And thank you, Bubba
2007 was a satisfying year photographically but a much more satisfying one financially. And money is needed to pursue this hobby of photography so it’s a vital issue for this photographer.
You see, I manage money for a living. Mine and others’. And yes, I put my money where my mouth is. And that was a big bet against Bubba in the last half of 2007.
Let me tell you about Bubba, because we will all be paying higher taxes in 2008 to bail this loser out.
Bubba, you see, left school (if an American public school can even be graced with that title) at 16 to work in construction. Demand was great, the skill set dictated only the ability to press the trigger on a nail gun and, before you knew it, Bubba’s driveway saw that new Camaro (with 0% financing, of course, from the cretins in Detroit) and a lovely 8 miles-per-gallon SUV for the missus. Real Men drive GM, Bubba reassured himself.
Heck, what did Bubba want with education? He lied on his loan application, got an option-ARM loan on which he need not make any payments for a couple of years, then got the home reappraised twice, each time taking money out as the real estate bubble grew. Suddenly, Bubba had $300,000 in the bank and, well, who needs a job anyway with that sort of stash? So Bubba quit work and took the missus on a Caribbean cruise to celebrate his good fortune and the old lady’s new blonde dye hair job. The one with the streaks in it. Top dollar.

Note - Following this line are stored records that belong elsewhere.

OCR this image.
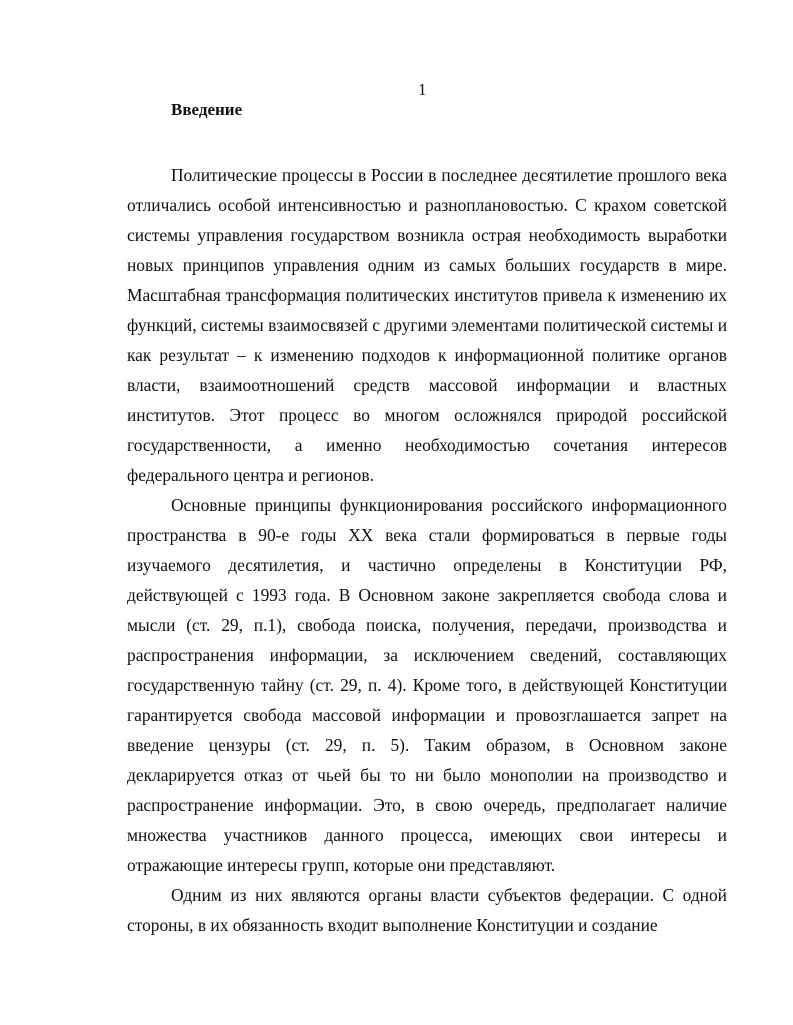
1
Введение

Политические процессы в России в последнее десятилетие прошлого века отличались особой интенсивностью и разноплановостью. С крахом советской системы управления государством возникла острая необходимость выработки новых принципов управления одним из самых больших государств в мире. Масштабная трансформация политических институтов привела к изменению их функций, системы взаимосвязей с другими элементами политической системы и как результат – к изменению подходов к информационной политике органов власти, взаимоотношений средств массовой информации и властных институтов. Этот процесс во многом осложнялся природой российской государственности, а именно необходимостью сочетания интересов федерального центра и регионов.

Основные принципы функционирования российского информационного пространства в 90-е годы XX века стали формироваться в первые годы изучаемого десятилетия, и частично определены в Конституции РФ, действующей с 1993 года. В Основном законе закрепляется свобода слова и мысли (ст. 29, п.1), свобода поиска, получения, передачи, производства и распространения информации, за исключением сведений, составляющих государственную тайну (ст. 29, п. 4). Кроме того, в действующей Конституции гарантируется свобода массовой информации и провозглашается запрет на введение цензуры (ст. 29, п. 5). Таким образом, в Основном законе декларируется отказ от чьей бы то ни было монополии на производство и распространение информации. Это, в свою очередь, предполагает наличие множества участников данного процесса, имеющих свои интересы и отражающие интересы групп, которые они представляют.

Одним из них являются органы власти субъектов федерации. С одной стороны, в их обязанность входит выполнение Конституции и создание
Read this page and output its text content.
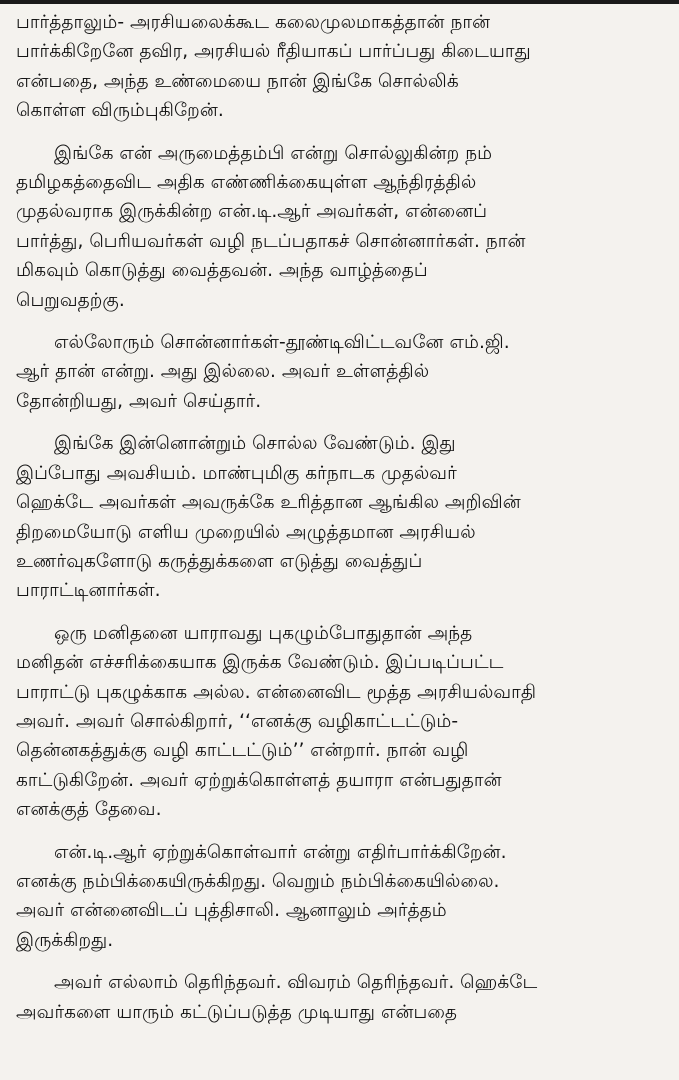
பார்த்தாலும்- அரசியலைக்கூட கலைமுலமாகத்தான் நான்
பார்க்கிறேனே தவிர, அரசியல் ரீதியாகப் பார்ப்பது கிடையாது
என்பதை, அந்த உண்மையை நான் இங்கே சொல்லிக்
கொள்ள விரும்புகிறேன்.

இங்கே என் அருமைத்தம்பி என்று சொல்லுகின்ற நம்
தமிழகத்தைவிட அதிக எண்ணிக்கையுள்ள ஆந்திரத்தில்
முதல்வராக இருக்கின்ற என்.டி.ஆர் அவர்கள், என்னைப்
பார்த்து, பெரியவர்கள் வழி நடப்பதாகச் சொன்னார்கள். நான்
மிகவும் கொடுத்து வைத்தவன். அந்த வாழ்த்தைப்
பெறுவதற்கு.

எல்லோரும் சொன்னார்கள்-தூண்டிவிட்டவனே எம்.ஜி.
ஆர் தான் என்று. அது இல்லை. அவர் உள்ளத்தில்
தோன்றியது, அவர் செய்தார்.

இங்கே இன்னொன்றும் சொல்ல வேண்டும். இது
இப்போது அவசியம். மாண்புமிகு கர்நாடக முதல்வர்
ஹெக்டே அவர்கள் அவருக்கே உரித்தான ஆங்கில அறிவின்
திறமையோடு எளிய முறையில் அழுத்தமான அரசியல்
உணர்வுகளோடு கருத்துக்களை எடுத்து வைத்துப்
பாராட்டினார்கள்.

ஒரு மனிதனை யாராவது புகழும்போதுதான் அந்த
மனிதன் எச்சரிக்கையாக இருக்க வேண்டும். இப்படிப்பட்ட
பாராட்டு புகழுக்காக அல்ல. என்னைவிட மூத்த அரசியல்வாதி
அவர். அவர் சொல்கிறார், ‘‘எனக்கு வழிகாட்டட்டும்-
தென்னகத்துக்கு வழி காட்டட்டும்’’ என்றார். நான் வழி
காட்டுகிறேன். அவர் ஏற்றுக்கொள்ளத் தயாரா என்பதுதான்
எனக்குத் தேவை.

என்.டி.ஆர் ஏற்றுக்கொள்வார் என்று எதிர்பார்க்கிறேன்.
எனக்கு நம்பிக்கையிருக்கிறது. வெறும் நம்பிக்கையில்லை.
அவர் என்னைவிடப் புத்திசாலி. ஆனாலும் அர்த்தம்
இருக்கிறது.

அவர் எல்லாம் தெரிந்தவர். விவரம் தெரிந்தவர். ஹெக்டே
அவர்களை யாரும் கட்டுப்படுத்த முடியாது என்பதை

But Bubba, you see, is what is known as a swing voter. When he does manage to make it to the polling booth – not easy in view of his six pack of Bud a night habit – he labors mightily to cross the right box, a cross being about the limit of his writing skills. The most he ever reads is the tattoos on his arms and entertainment consists primarily of six hours of sports every evening on his new, widescreeen, flat panel TV. But when it comes to voting, Bubba knows which side his bread is buttered, and it’s the side which says ‘mortgage relief’. That’s something Bubba desperately needs as he has $800,000 of debt on a home he can’t sell for $500,000. Given that he’s a NINJA (No Income, No Job or Assets) borrower, his greatest fear is that the FBI turns up and slams him and the missus in the local pokey (at taxpayer expense, of course) for commiting a federal crime. He stole the money from the lender only no gun was required. Bubba and his lender were made for each other – the one too stupid to read, the other too greedy to care. Both will assure you they need government help.
So America has no choice for 2008 – Bubba must be saved, as the alternative of letting the major US banks – each of which is insolvent – collapse is simply not a choice in a culture that has abrogated capitalism and accountability for socialist protectionism in the interest of buying votes. With over $1 trillion of mortgage and real estate losses baked into the system (but not yet out of the oven) that’s some $6,700 per vote! And you thought Tammany Hall was corrupt?
But for every loser there’s a winner in the game known as the stock market, and the Bubba portfolio could not have been easier or more predictable as a moneymaker in 2007.
So I give you 2008 – the Year of Bubba. Not to mention the biggest recession since ….. well, you know, since the little matter back in ‘29.
Thanks for paying for all my gear needs, Bubba, and I do hope California subcontracts your jail term to some place really cheap and hot. Downtown Phoenix is quite the place in the summer, I understand, especially when the bankrupt gaol’s air conditioner goes on the fritz.